RERANKER · TOOL COMPARISON
Rerankers compared: Cohere, BGE, Jina, Voyage, ColBERT, mxbai, Mistral, sentence-transformers, RankGPT, FlashRank
Ten reranker options, four selection axes, +15-30% recall lift for RAG pipelines. As of May 2026.
Researched & fact-checked by: DuneDive LLC · As of: 2026-05
What is a reranker?
A reranker is a two-stage search pattern: stage 1 quickly pulls e.g. 50 candidates from a vector database. Stage 2 scores each of those 50 pairwise with a cross-encoder model – it sees question and candidate together and produces a more precise score. The top 3 or 5 then go to the language model. The trick: stage 1 is fast but rough; stage 2 is slower but markedly more accurate. Combined, almost every case study reports 15-30% more Recall@5 than pure vector search.
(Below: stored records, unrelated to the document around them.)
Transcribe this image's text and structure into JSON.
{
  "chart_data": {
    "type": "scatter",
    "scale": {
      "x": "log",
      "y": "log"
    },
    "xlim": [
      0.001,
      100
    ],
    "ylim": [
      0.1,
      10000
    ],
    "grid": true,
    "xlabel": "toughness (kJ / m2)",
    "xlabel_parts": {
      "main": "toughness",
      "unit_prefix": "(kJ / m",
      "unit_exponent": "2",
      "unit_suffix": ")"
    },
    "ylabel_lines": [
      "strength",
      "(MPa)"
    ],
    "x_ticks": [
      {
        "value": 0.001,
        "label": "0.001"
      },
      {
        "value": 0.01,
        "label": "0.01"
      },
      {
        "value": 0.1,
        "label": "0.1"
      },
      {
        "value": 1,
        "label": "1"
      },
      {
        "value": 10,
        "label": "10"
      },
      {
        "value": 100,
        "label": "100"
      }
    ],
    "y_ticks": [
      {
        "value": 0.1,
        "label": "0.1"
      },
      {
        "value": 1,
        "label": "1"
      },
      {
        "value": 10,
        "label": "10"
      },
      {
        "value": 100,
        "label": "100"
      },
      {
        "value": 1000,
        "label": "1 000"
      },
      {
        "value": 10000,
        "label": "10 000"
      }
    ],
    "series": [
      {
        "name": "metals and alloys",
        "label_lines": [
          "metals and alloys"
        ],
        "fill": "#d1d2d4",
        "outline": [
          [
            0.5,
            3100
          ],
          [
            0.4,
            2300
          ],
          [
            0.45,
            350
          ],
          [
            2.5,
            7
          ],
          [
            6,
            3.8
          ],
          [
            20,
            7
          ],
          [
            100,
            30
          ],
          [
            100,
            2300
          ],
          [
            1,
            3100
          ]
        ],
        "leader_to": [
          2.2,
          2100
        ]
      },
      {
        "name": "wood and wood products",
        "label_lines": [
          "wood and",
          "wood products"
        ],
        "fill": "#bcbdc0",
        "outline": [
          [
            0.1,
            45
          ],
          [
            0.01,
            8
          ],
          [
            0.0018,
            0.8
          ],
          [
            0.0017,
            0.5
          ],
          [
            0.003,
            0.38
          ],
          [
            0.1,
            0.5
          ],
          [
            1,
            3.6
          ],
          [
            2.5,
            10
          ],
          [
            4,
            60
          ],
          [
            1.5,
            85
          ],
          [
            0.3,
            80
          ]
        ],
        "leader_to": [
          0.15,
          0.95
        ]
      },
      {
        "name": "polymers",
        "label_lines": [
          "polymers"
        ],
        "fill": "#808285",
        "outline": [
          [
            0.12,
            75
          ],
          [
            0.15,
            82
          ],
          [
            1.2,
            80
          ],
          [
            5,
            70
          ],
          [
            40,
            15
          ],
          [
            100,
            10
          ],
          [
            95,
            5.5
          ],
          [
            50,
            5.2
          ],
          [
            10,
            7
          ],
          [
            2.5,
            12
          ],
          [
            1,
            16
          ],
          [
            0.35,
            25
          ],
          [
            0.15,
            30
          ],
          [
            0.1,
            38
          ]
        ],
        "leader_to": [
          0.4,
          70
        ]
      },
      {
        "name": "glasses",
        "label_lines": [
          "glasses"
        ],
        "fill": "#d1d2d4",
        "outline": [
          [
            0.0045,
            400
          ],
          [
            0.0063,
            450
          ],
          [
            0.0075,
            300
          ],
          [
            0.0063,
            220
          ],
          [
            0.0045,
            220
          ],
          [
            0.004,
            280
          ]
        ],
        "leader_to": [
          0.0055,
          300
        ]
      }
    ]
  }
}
In typical Swiss fiduciary RAG setups (May 2026) the reranker is one of the largest levers for answer quality – bigger than switching the embedding model, smaller only than clean chunking. Still it is often skipped, because it adds 100-500 ms latency and requires either an API binding or your own model on a GPU.
In May 2026 about ten serious options exist. Four are pure APIs (Cohere, Voyage, Mistral plus mini-models on Together/Bedrock), five are self-host-capable (BGE-Reranker-v2, Jina, mxbai, ColBERT, sentence-transformers), one is LLM-based (RankGPT/RankZephyr), and one is built for latency (FlashRank).
Why reranking matters
Four axes decide suitability: quality gain, latency budget, hosting model, and cost. Whoever adds a reranker buys accuracy with time and money – and must decide how much of each they are willing to spend.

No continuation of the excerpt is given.